Over half of all workers are re-thinking travel arrangements in 2017, according to new research. The survey, conducted among 1700 UK professionals, shows that 58% of workers are looking to ‘work remotely’.
Remote working is now a normal part of employment and something that most people expect from an employer. As a leader how can you prepare, nurture and succeed with a remote team?
Trust is key
Employees should be aware that telecommuting requires them to be just as productive and responsible as if they were working in the office.
Remote workers should be able to be 100% effective at the job from wherever they choose to work, if that isn’t the case then working remotely isn’t really a viable option for them.
Employees also need to feel that they are trusted to work from a remote location, if they don’t then it’s likely they’ll start to consider alternative employment.
Stay in contact
Just because a team is working from different locations doesn’t mean that communication should be effected.
Apps on employee’s phones, extensions for Chrome and IE and, what many people now forget – the phone, all provide a means by which to discuss projects, share ideas and provide progress to team members.
In many cases using the internet is a more efficient way to communicate as it enables not only audio but visual tools as well by which to collaborate and costs no more money than the internet charges already paid.
With all these tools available communication and collaboration should be more effective than ever before, whether local or remote.

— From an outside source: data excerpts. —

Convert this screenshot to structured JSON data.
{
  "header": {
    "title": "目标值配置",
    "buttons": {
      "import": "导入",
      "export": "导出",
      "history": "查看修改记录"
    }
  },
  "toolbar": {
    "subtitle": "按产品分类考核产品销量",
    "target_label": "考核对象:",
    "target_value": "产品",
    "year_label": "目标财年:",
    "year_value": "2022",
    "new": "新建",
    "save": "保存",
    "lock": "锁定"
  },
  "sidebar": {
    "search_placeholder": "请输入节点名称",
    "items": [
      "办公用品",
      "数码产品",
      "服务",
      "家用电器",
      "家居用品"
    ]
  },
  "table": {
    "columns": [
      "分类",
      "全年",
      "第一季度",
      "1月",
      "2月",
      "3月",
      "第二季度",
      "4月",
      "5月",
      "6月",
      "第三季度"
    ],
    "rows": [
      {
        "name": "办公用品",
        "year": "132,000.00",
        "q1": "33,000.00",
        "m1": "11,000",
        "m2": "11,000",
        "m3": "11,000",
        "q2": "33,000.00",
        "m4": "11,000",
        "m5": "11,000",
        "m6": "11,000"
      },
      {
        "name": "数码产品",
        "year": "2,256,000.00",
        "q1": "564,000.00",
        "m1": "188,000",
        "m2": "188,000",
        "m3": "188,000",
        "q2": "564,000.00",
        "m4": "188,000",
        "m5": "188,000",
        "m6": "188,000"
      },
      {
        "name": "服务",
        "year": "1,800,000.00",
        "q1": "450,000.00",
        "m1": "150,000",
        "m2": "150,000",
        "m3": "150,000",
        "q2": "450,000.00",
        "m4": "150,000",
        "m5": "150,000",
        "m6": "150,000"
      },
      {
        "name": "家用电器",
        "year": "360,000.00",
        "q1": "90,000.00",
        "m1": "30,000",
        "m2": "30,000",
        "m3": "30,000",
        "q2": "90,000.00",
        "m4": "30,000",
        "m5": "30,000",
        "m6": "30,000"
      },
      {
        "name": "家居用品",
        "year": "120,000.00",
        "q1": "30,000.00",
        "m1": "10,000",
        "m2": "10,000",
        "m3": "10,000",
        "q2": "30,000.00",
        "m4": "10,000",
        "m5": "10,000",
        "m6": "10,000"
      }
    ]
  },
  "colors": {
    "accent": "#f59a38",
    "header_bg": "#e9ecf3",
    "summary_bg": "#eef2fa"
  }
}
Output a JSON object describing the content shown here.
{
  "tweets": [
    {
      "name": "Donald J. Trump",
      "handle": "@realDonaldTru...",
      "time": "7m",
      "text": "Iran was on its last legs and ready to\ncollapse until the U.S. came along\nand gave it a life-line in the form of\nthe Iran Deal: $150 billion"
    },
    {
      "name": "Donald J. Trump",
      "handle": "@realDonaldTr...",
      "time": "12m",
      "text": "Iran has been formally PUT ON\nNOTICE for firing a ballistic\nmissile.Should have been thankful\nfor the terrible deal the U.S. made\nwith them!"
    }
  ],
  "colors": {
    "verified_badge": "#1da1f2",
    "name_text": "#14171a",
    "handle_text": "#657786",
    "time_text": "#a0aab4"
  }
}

Don’t compromise on expectations
If productivity can’t be maintained when working remotely then telecommuting isn’t an option.
Employees working away from the office should be made aware that as much is expected from them as those people working from the office.
Previously set objectives and targets should not be compromised for remote staff, however if required, can be amended without effecting productivity.
Working in different locations often means that employees also work alone. Encouraging and organising opportunities for your team to meet in person and socialise will help to maintain real relationships, not just ones in the digital world.
It’s also important that your team have the opportunity to socialise with the rest of the business to ensure that they stay up to date with new employees and changes in the office environment.
If your team are never seen by the rest of the business then they’ll simply be remembered as the empty chair where they used to sit. Employees need to meet and interact with each other in order to learn about different members personalities. This will help them to interact and work as a team even if they’re not all in the same office.
Setting ground rules for those employees telecommuting is an essential part of managing a successful team. Each employee should be aware of what is and isn’t appropriate when working away from the office, as they would when working within it.
Clarity will also make your team feel more comfortable and they’ll now what to do in certain situations rather than having to contact the office to check.
Tools of the trade
Organising equipment with your IT department and not leaving it to the individuals concerned will show that you’re actively enabling them to telecommute.
Sorting out everything they need will be appreciated by your team and also benefit you in their work output and efficiencies.
Revise and improve
As with anything new it’s important to discuss how all aspects of telecommuting are going with you team, topics that could be covered include:
- Are there any new tools required?
- Are there any solutions that don’t work and need changing?
- Are there any general difficulties being experienced by your team?
- Is there anything you as the leader can do to improve things?
- What does work and are all team members aware of it?
By openly and regularly discussing processes, successes and issues you’ll not only improve the way everyone’s able to work remotely but also your team cohesiveness and leadership skills.